Donald W. Owens, charged with two counts of assault in the first degree by means of a deadly weapon, Section 565.050, RSMo 1978, was found guilty by a jury on both counts and sentenced to concurrent terms of life imprisonment and ten years imprisonment, pursuant to Section 558.011.-1(1), RSMo 1978. Defendant seeks reversal on the sole ground that the trial court erred in refusing to declare a mistrial after the prosecuting attorney asked the defendant whether he was convicted or pled guilty to motor vehicle theft on April 12, 1969. The defendant answered “no” and no further questions were asked in this regard. The defendant contends that the prosecutor did not have record proof of the alleged conviction and that the prosecutor knew the defendant had no such conviction.

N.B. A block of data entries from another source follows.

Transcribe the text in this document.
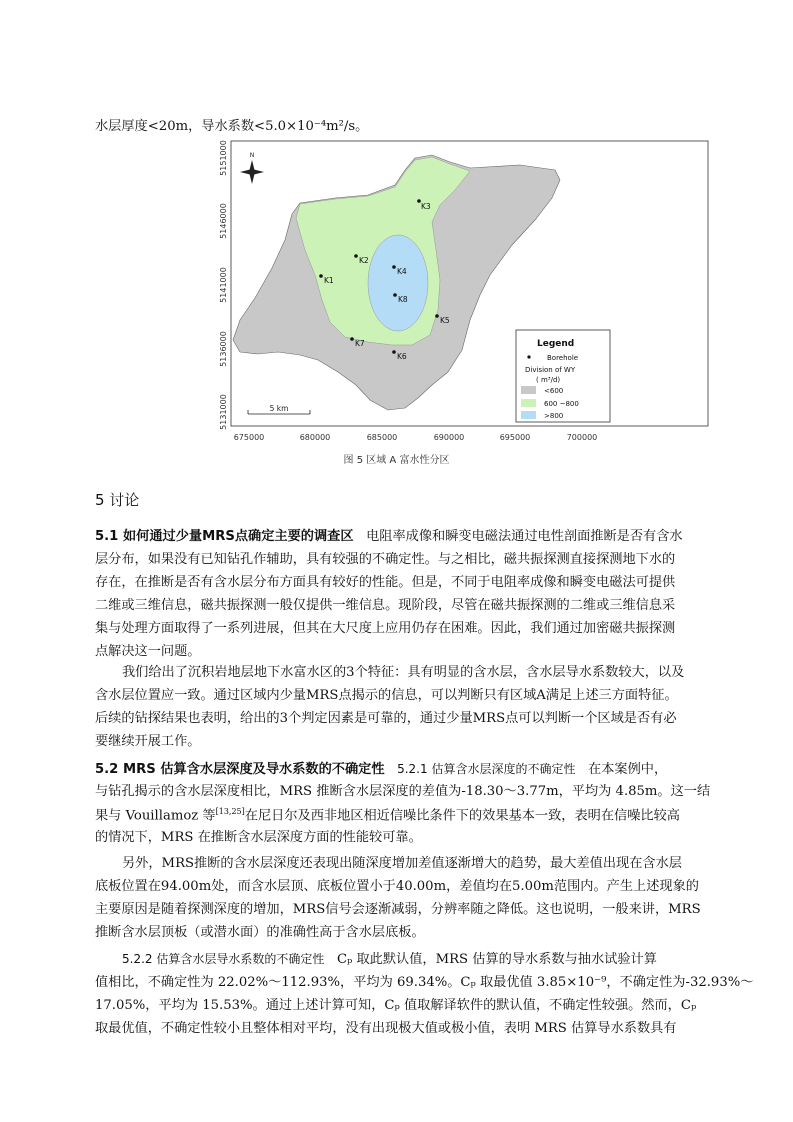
水层厚度<20m，导水系数<5.0×10⁻⁴m²/s。
5151000
5146000
5141000
5136000
5131000
675000	680000	685000	690000	695000	700000
N
K3
K2
K4
K1
K8
K5
K7
K6
5 km
Legend
Borehole
Division of WY
( m³/d)
<600
600 ~800
>800
图 5 区域 A 富水性分区
5 讨论
5.1 如何通过少量MRS点确定主要的调查区 电阻率成像和瞬变电磁法通过电性剖面推断是否有含水
层分布，如果没有已知钻孔作辅助，具有较强的不确定性。与之相比，磁共振探测直接探测地下水的
存在，在推断是否有含水层分布方面具有较好的性能。但是，不同于电阻率成像和瞬变电磁法可提供
二维或三维信息，磁共振探测一般仅提供一维信息。现阶段，尽管在磁共振探测的二维或三维信息采
集与处理方面取得了一系列进展，但其在大尺度上应用仍存在困难。因此，我们通过加密磁共振探测
点解决这一问题。
我们给出了沉积岩地层地下水富水区的3个特征：具有明显的含水层，含水层导水系数较大，以及
含水层位置应一致。通过区域内少量MRS点揭示的信息，可以判断只有区域A满足上述三方面特征。
后续的钻探结果也表明，给出的3个判定因素是可靠的，通过少量MRS点可以判断一个区域是否有必
要继续开展工作。
5.2 MRS 估算含水层深度及导水系数的不确定性 5.2.1 估算含水层深度的不确定性 在本案例中，
与钻孔揭示的含水层深度相比，MRS 推断含水层深度的差值为-18.30～3.77m，平均为 4.85m。这一结
果与 Vouillamoz 等[13,25]在尼日尔及西非地区相近信噪比条件下的效果基本一致，表明在信噪比较高
的情况下，MRS 在推断含水层深度方面的性能较可靠。
另外，MRS推断的含水层深度还表现出随深度增加差值逐渐增大的趋势，最大差值出现在含水层
底板位置在94.00m处，而含水层顶、底板位置小于40.00m，差值均在5.00m范围内。产生上述现象的
主要原因是随着探测深度的增加，MRS信号会逐渐减弱，分辨率随之降低。这也说明，一般来讲，MRS
推断含水层顶板（或潜水面）的准确性高于含水层底板。
5.2.2 估算含水层导水系数的不确定性 Cₚ 取此默认值，MRS 估算的导水系数与抽水试验计算
值相比，不确定性为 22.02%～112.93%，平均为 69.34%。Cₚ 取最优值 3.85×10⁻⁹，不确定性为-32.93%～
17.05%，平均为 15.53%。通过上述计算可知，Cₚ 值取解译软件的默认值，不确定性较强。然而，Cₚ
取最优值，不确定性较小且整体相对平均，没有出现极大值或极小值，表明 MRS 估算导水系数具有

The defendant at the trial took the witness stand in his own behalf and denied he had committed the assaults. In the course of his cross-examination by the prosecutor, the following dialogue took place, to wit:
“Q. And you were also convicted or pled guilty to motor vehicle theft on April 12th, 1969, isn’t that correct?
A. No.
Q. You did not plead guilty?
MS. CHAPMAN: Your Honor, may we approach the bench, please?
(Counsel approached the bench and the following proceedings were had out of the hearing of the jury:)
MS. CHAPMAN: Your Honor, at this time I move for a mistrial. Mr. Schaffer knows — this issue has been discussed before that Mr. Owens has only one conviction on his record that that is for the inter-state transportation of stolen motor vehicle and that’s it. And to bring that up is highly *350prejudicial and it is grounds for a mistrial and I move for a mistrial.
MR. SCHAFFER: I am simply working with the same information that Your Honor has in his file there.”
It has long been established that on cross-examination, the prosecutor may ask the defendant whether defendant has been convicted of prior crime without record evidence and that such an inquiry would not serve as the sole ground for reversal of a conviction. State v. Heusack, 189 Mo. 295, 88 S.W. 21 (Mo.1905).
The prosecutor had a right to attempt to impeach the defendant, as any other witness, by showing that the defendant had been convicted of another crime, even though he may not have had the record of such a conviction in a form to be admissible in evidence. State v. McBride, 231 S.W. 592 (Mo.1921); and State v. Ware, 449 S.W.2d 624 (Mo.1970).
In this present case, the prosecutor relied on a notation on the Recognizance Bond Evaluation, which was prepared by the Board of Probation and Parole in Jackson County and became part of the Court file. In said form, there was a reference as follows, to wit: “04-12-69 Motor Vehicle Theft-$200.00 fine and 90 days Jackson County Jail.” Hence, it would appear that the prosecutor had asked the question in good faith based on the aforesaid information. The defendant’s counsel only asked for a mistrial and no other or further relief was requested. Therefore, there can be no inference that the questions were not asked in good faith. State v. Charlton, 465 S.W.2d 502 (Mo.1971); and State v. Huff, 537 S.W.2d 836 (Mo.App., K.C.D. 1976).
The Judgment is affirmed.
MORGAN, P. J., RENDLEN, J., and BARNES and STEELMAN, Special Judges, concur. BARDGETT, J., concurs in result.